Selon Vanes NYEMBO KAPUADI dit Jacques, correspondant de Veritas à Tshofa, la situation devient de plus en plus préoccupante pour les vendeurs ainsi que pour les clients qui fréquentent ces espaces commerciaux.
Faute de puisards ou de système efficace d’évacuation des déchets, les commerçants et les mamans kayakistes sont contraints de jeter leurs ordures de manière anarchique à l’intérieur ou aux abords des marchés.
Cette situation ne se limite pas à une simple gêne pour les usagers. Elle représente également un risque sérieux pour la santé publique.

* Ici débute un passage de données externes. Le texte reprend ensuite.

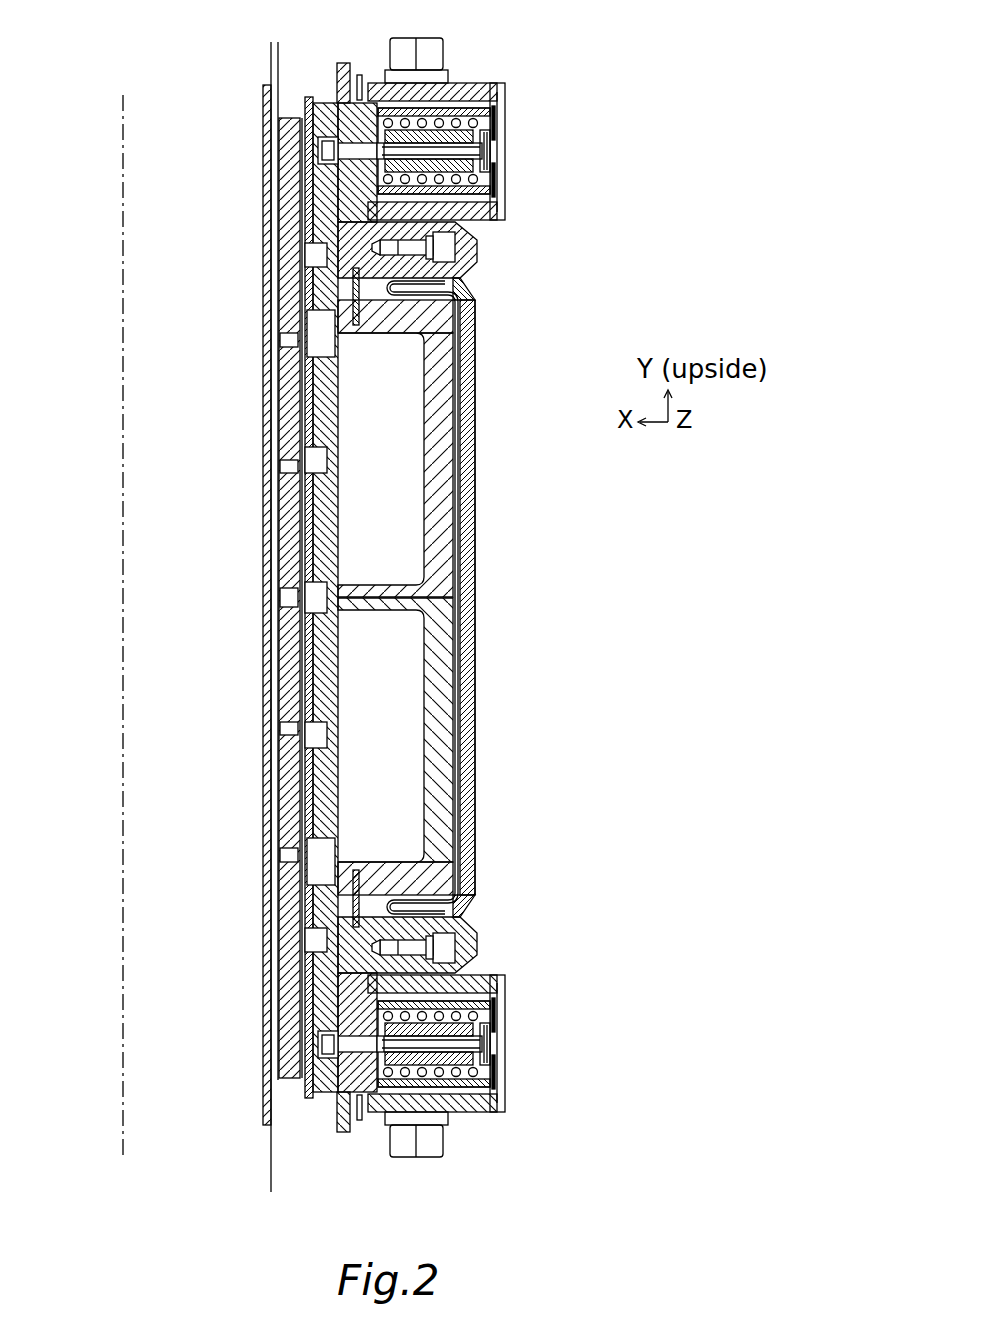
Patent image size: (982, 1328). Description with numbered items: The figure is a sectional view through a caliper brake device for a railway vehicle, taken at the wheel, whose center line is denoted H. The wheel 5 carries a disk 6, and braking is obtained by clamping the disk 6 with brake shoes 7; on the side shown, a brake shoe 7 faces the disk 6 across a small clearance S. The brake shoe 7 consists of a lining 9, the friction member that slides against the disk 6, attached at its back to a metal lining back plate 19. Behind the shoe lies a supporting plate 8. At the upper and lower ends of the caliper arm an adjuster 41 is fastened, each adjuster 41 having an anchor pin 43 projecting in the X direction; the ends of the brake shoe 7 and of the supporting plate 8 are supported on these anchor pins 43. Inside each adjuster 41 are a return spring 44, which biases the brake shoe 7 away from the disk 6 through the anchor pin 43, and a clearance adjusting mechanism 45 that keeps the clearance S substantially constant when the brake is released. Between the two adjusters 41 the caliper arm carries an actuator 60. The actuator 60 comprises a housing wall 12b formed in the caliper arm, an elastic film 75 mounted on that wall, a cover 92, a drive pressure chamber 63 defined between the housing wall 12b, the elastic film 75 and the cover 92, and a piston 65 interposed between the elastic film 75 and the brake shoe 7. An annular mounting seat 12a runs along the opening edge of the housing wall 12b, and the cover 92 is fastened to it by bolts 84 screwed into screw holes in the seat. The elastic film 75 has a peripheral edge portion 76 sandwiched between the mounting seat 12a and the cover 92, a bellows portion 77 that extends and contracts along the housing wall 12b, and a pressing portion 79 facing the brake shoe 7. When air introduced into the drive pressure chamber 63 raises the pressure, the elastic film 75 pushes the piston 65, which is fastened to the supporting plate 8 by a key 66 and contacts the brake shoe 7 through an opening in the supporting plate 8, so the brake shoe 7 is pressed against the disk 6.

The center line of wheel H is at (122, 98).
The clearance S is at (250, 52).
The wheel 5 is at (266, 1124).
The disk 6 is at (278, 84).
The brake shoe 7 is at (306, 1100).
The supporting plate 8 is at (323, 914).
The lining 9 is at (284, 491).
The lining back plate 19 is at (322, 803).
The adjuster 41 is at (508, 80).
The anchor pin 43 is at (462, 100).
The return spring 44 is at (462, 182).
The clearance adjusting mechanism 45 is at (492, 132).
The actuator 60 is at (478, 784).
The drive pressure chamber 63 is at (452, 553).
The piston 65 is at (437, 715).
The key 66 is at (368, 313).
The elastic film 75 is at (400, 282).
The bellows portion 77 is at (378, 907).
The pressing portion 79 is at (457, 494).
The bolt 84 is at (458, 241).
The peripheral edge portion 76 is at (446, 946).
The cover 92 is at (468, 357).
The mounting seat 12a is at (472, 922).
The housing wall 12b is at (472, 286).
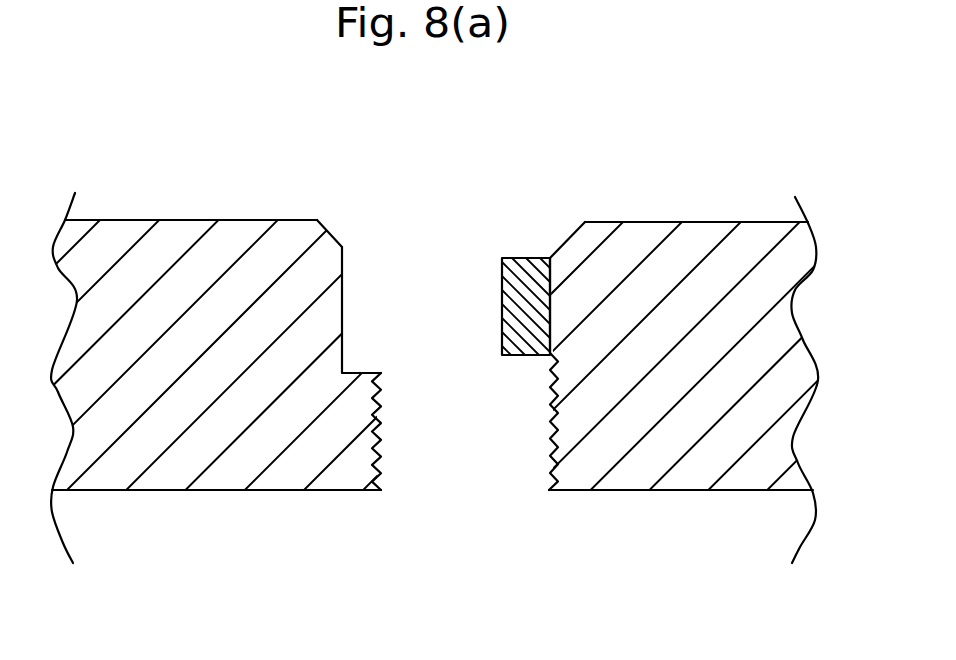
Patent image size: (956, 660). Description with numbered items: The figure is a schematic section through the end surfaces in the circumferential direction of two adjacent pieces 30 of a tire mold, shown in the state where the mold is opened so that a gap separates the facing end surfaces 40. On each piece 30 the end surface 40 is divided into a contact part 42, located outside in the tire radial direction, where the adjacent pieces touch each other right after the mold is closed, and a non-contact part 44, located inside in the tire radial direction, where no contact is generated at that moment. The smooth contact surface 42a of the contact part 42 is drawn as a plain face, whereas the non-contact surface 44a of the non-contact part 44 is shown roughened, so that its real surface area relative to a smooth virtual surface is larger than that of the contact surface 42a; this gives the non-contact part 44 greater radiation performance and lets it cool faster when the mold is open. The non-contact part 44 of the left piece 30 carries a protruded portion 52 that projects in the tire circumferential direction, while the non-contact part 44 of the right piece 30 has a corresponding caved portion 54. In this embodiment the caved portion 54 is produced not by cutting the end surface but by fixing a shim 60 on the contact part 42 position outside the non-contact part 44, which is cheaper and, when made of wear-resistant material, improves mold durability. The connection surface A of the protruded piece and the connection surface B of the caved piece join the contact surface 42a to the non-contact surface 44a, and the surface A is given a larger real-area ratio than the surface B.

The piece 30 is at (158, 470).
The end surface in the circumferential direction 40 is at (498, 387).
The contact part 42 is at (334, 232).
The contact surface 42a is at (343, 294).
The non-contact part 44 is at (360, 468).
The non-contact surface 44a is at (382, 438).
The protruded portion 52 is at (375, 494).
The caved portion 54 is at (568, 494).
The shim 60 is at (518, 258).
The connection surface A is at (372, 368).
The connection surface B is at (523, 358).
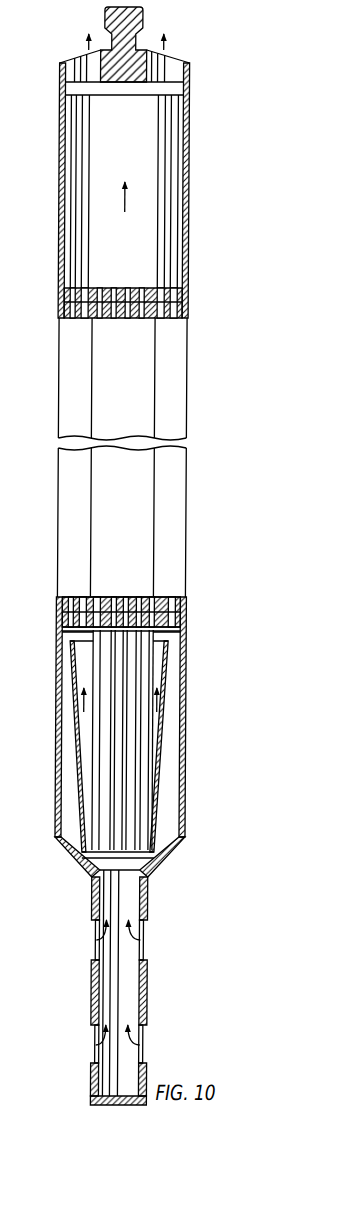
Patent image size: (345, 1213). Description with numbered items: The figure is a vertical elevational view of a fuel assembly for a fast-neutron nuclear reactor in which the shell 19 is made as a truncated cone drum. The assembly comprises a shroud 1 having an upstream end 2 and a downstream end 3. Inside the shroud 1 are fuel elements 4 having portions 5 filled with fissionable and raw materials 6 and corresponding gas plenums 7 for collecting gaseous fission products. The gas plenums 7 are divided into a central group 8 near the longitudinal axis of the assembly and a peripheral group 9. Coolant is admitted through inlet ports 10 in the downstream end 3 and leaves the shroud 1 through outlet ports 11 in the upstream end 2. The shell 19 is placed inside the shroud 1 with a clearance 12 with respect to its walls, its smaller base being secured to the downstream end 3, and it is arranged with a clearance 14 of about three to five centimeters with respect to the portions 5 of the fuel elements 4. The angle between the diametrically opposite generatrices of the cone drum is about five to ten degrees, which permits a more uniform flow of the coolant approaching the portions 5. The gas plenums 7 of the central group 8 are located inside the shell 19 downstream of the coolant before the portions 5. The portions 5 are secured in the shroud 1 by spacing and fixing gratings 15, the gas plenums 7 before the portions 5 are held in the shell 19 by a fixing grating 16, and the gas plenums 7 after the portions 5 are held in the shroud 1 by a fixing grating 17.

The shroud 1 is at (190, 150).
The upstream end 2 is at (140, 27).
The downstream end 3 is at (148, 985).
The fuel elements 4 is at (188, 605).
The portions filled with fissionable and raw materials 5 is at (194, 287).
The fissionable and raw materials 6 is at (161, 597).
The gas plenums 7 is at (173, 193).
The central group 8 is at (158, 818).
The peripheral group 9 is at (189, 249).
The inlet ports 10 is at (103, 944).
The outlet ports 11 is at (173, 61).
The clearance 12 is at (174, 793).
The clearance 14 is at (172, 637).
The spacing and fixing gratings 15 is at (131, 288).
The fixing grating 16 is at (157, 869).
The fixing grating 17 is at (160, 97).
The shell 19 is at (163, 760).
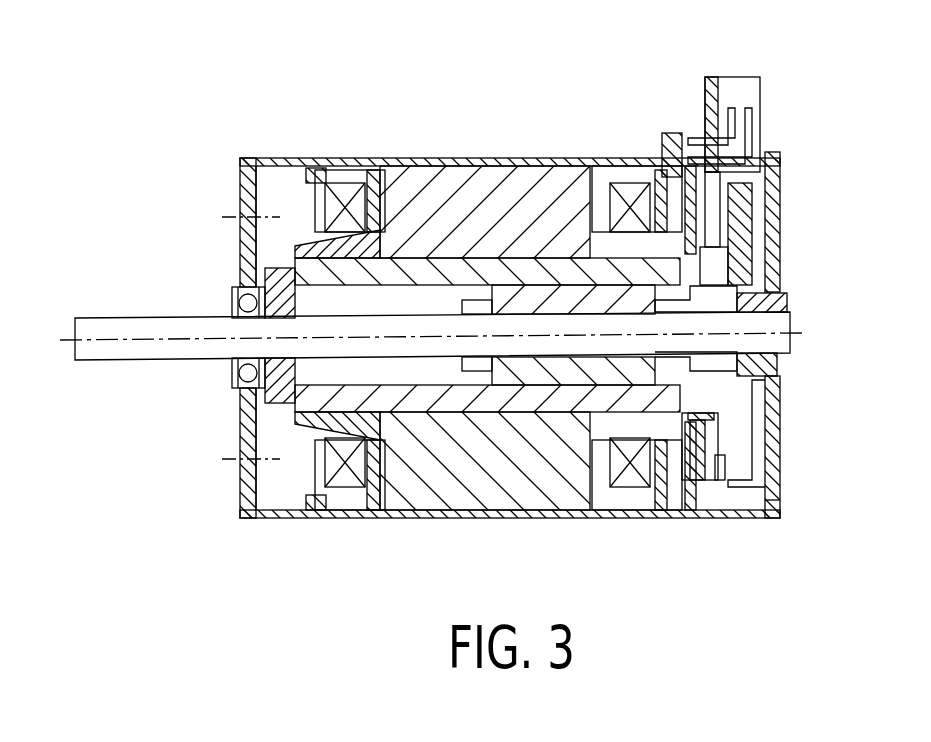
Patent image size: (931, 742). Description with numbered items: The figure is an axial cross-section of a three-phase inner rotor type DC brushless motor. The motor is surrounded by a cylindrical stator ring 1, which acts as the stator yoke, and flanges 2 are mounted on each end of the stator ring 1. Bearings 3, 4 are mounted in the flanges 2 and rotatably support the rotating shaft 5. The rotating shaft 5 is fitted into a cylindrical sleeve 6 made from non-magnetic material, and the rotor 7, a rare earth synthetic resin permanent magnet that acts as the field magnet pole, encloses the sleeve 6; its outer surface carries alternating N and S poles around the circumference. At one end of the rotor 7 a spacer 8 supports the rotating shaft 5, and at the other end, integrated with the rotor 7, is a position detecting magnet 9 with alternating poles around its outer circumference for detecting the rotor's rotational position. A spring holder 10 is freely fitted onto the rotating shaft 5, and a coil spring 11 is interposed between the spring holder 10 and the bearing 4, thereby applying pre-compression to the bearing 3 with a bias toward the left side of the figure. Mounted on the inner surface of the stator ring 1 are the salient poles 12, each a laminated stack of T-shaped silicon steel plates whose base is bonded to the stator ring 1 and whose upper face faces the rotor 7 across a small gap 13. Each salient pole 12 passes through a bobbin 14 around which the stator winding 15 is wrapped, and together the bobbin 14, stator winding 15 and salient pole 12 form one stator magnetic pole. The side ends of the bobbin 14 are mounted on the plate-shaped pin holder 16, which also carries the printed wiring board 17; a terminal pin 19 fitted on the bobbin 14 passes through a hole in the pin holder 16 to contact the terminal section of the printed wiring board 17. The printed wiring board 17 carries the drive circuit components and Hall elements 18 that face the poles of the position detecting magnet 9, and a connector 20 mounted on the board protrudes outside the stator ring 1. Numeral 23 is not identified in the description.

The stator ring 1 is at (332, 163).
The flange 2 is at (240, 498).
The bearing 3 is at (237, 383).
The bearing 4 is at (778, 362).
The rotating shaft 5 is at (130, 362).
The cylindrical sleeve 6 is at (556, 390).
The rotor 7 is at (250, 255).
The spacer 8 is at (243, 288).
The position detecting magnet 9 is at (735, 472).
The spring holder 10 is at (725, 289).
The coil spring 11 is at (765, 294).
The salient pole 12 is at (456, 175).
The gap 13 is at (444, 255).
The bobbin 14 is at (375, 178).
The stator winding 15 is at (626, 184).
The pin holder 16 is at (672, 134).
The printed wiring board 17 is at (712, 77).
The Hall element 18 is at (750, 488).
The terminal pin 19 is at (722, 218).
The connector 20 is at (740, 77).
The brush holder 23 is at (728, 472).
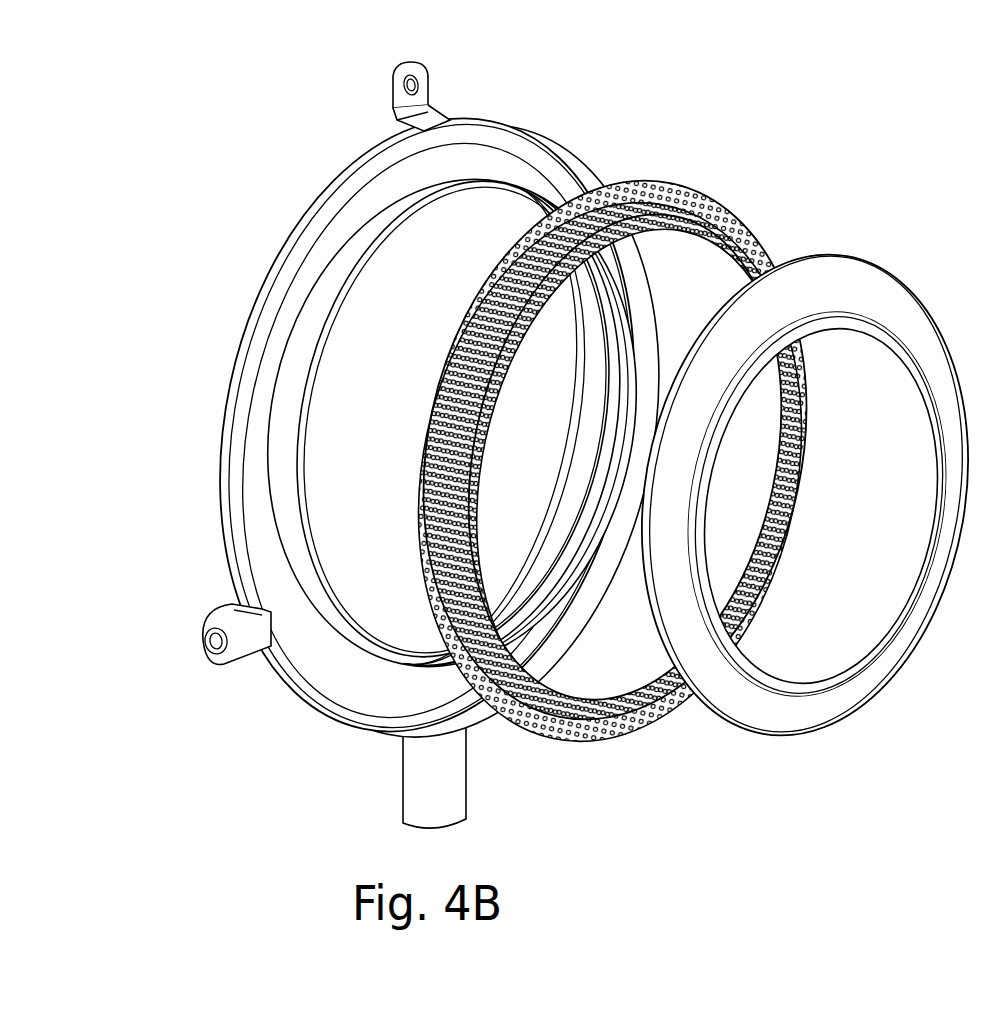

L’accumulation des déchets favorise la prolifération des insectes et des rongeurs, susceptibles de transmettre diverses maladies.
Face à cette réalité, les commerçants et les mamans kayakistes lancent un appel pressant aux autorités locales ainsi qu’aux administrateurs des marchés afin qu’une solution durable soit trouvée. Ils sollicitent notamment la construction de puisards ou la mise en place d’un système organisé de gestion et d’évacuation des déchets, afin de garantir des conditions d’hygiène acceptables.
« Nous sommes fatigués de vivre dans cette insalubrité », déclare une vendeuse rencontrée sur place. « Nous demandons aux autorités de nous aider à résoudre ce problème afin que nous puissions travailler dans un environnement propre et sain. »
De son côté, l’administrateur du marché affirme que des démarches seront entreprises pour améliorer la situation.
« Nous allons travailler avec les autorités compétentes afin de trouver une solution à ce problème. Nous comprenons l’importance de l’hygiène et de la santé pour les commerçants et les clients », a-t-il assuré.